Just as humans visit their doctors for routine check-ups, animals at the Virginia Zoo are also visited by their doctor, or veterinarian Dr. Colleen Clabbers. To prepare for routine check-ups, many of the animals are trained to voluntarily participate in their own medical care to help make the process easier, safer and less stressful on both the animals and their caretakers.
Our Zoo Keepers work with the animals daily, with animal training and enrichment making up a regular part of their daily routine. Using positive reinforcement, Keepers can train animals to do voluntary husbandry behaviors that allow them and vet staff to provide the best possible care.
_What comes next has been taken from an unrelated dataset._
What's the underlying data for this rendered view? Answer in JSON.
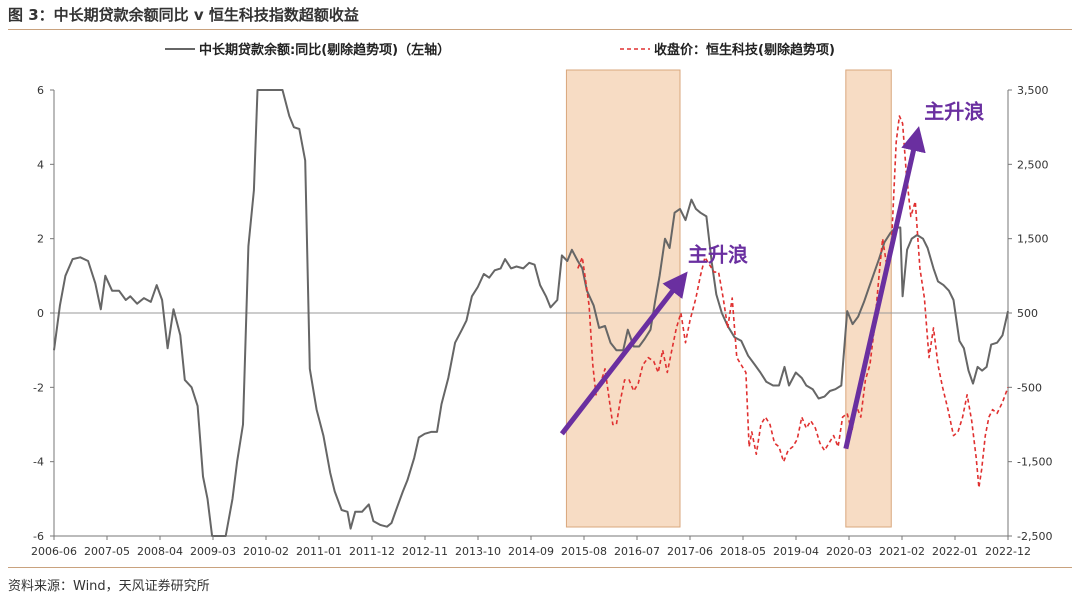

And with regular training sessions that are positive and motivating, visits from vet staff can even be fun for the animals!
Voluntary husbandry behaviors we train at the Zoo include:
- presenting different parts of the body for visual exams so staff can observe any abnormalities, sores, cuts, etc.
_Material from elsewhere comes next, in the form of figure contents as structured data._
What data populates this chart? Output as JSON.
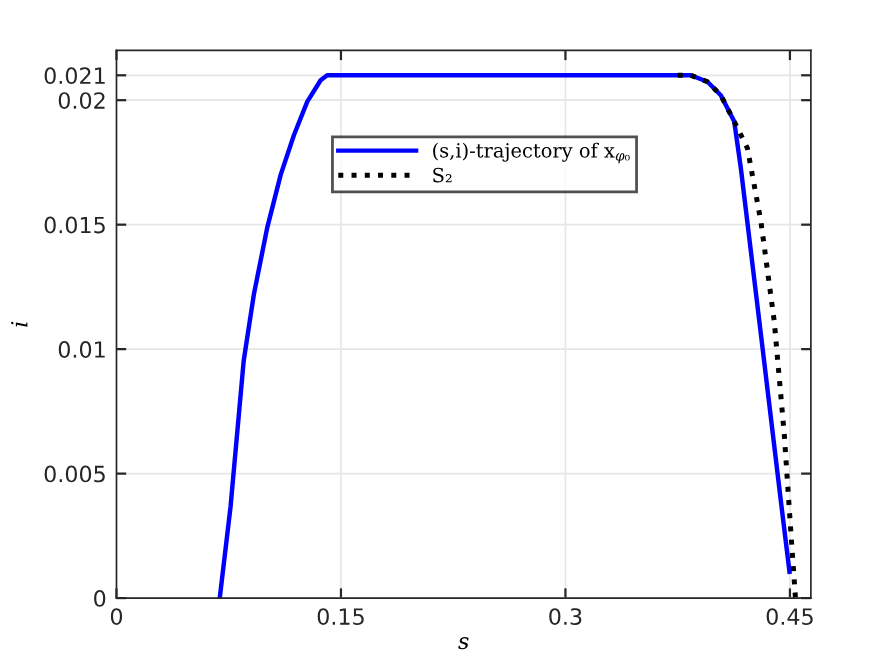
{
  "chart_data": {
    "type": "line",
    "xlabel": "s",
    "ylabel": "i",
    "series": [
      {
        "name": "(s,i)-trajectory of x$_{φ₀}$",
        "color": "#0000ff",
        "line_style": "solid",
        "x": [
          0.069,
          0.0762,
          0.085,
          0.0918,
          0.1007,
          0.1097,
          0.1186,
          0.1275,
          0.1364,
          0.1408,
          0.3838,
          0.3949,
          0.4038,
          0.4128,
          0.4172,
          0.4306,
          0.4439,
          0.4497
        ],
        "values": [
          0,
          0.00366,
          0.00953,
          0.0122,
          0.01487,
          0.017,
          0.0186,
          0.01994,
          0.0208,
          0.021,
          0.021,
          0.02074,
          0.0202,
          0.01914,
          0.01727,
          0.0106,
          0.00392,
          0.00106
        ]
      },
      {
        "name": "S₂",
        "color": "#000000",
        "line_style": "dotted",
        "x": [
          0.375,
          0.3838,
          0.3949,
          0.4038,
          0.4128,
          0.4216,
          0.4306,
          0.4395,
          0.4462,
          0.4507,
          0.4537
        ],
        "values": [
          0.021,
          0.021,
          0.02074,
          0.0202,
          0.01914,
          0.01807,
          0.01513,
          0.01113,
          0.00659,
          0.00259,
          0
        ]
      }
    ],
    "xlim": [
      0,
      0.464
    ],
    "ylim": [
      0,
      0.022
    ],
    "xticks": [
      0,
      0.15,
      0.3,
      0.45
    ],
    "yticks": [
      0,
      0.005,
      0.01,
      0.015,
      0.02,
      0.021
    ],
    "grid": true,
    "legend": "top",
    "marker": "none"
  }
}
- stepping onto a scale to be weighed to monitor weight gain or loss
- opening mouths for oral exams to check for wounds, signs of gum disease, broken or abscessed teeth, cavities or plaque buildup
- allowing an ultrasound probe to touch a pregnant belly or other body part
- allowing routine nail, beak or wing trims
- entering and being comfortable in a crate, kennel or chute to allow for transport or exams
- allowing blood to be drawn and injections to be given (for vaccinations, medications or sedatives before an anesthetic procedure)
Training for voluntary husbandry behaviors typically involves using the same or similar tools to what is used during an actual vet visit. For example, when training an animal to voluntarily have blood drawn, the Keeper doing the training may first get the animal comfortable with a syringe with no needle being presented and eventually touching them. Once comfortable with that step, the Keeper may then add on a blunted needle to the syringe that simulates the pressure of a needle, but doesn’t actually pierce the skin. After the animal is comfortable with the extra stimuli, staff may move to using an actual needle and can then try to draw blood. Throughout the training process, the animal is reinforced for each approximation (or step) until eventually they are reliably doing the requested behavior when asked. Reinforcement can be anything the animal likes, such as a favorite food or enrichment item, or for animals that are very tactile, a rub or scratch can be reinforcing as well.
Training sessions are always voluntary for the animals, and it is part of the Keepers’ job to find out how to make training sessions fun and motivating. Since participation is ultimately decided by each animal, there is no set amount of training time. Each animal and behavior being trained is always a little different, and staff learn what works best for each animal. When there are times that an animal doesn’t do a behavior or participate in a training session, Keepers may just take a break and try again at another time. Staff will try to figure out why the animal didn’t do the behavior or participate and may adjust how they approach it the next time to better set the animal up for success.
When staff are working with the animals it is important to note that some of the animals at the Zoo are species that people do not go into their enclosures with for safety reasons, such as any of the big cats, apes or bears. When Keepers or Vet staff interact with these animals, they work in what is called a protected contact setting; staff still do training with the animals, but may need to be creative and figure out ways to train the behaviors wanted while working with a safety barrier between staff and the animals.
Most of the animals at the Zoo are on a vaccination schedule, so our vet staff plan that out in advance and Keepers can often train the animals to voluntarily participate. If it is an emergency illness or injury, staff can ask for already-trained behaviors that allow examination; however, if the animal is ill or injured to the point where they can’t participate in a trained behavior, vet staff may need to sedate the animal for further assessment in the interest of the animal’s health.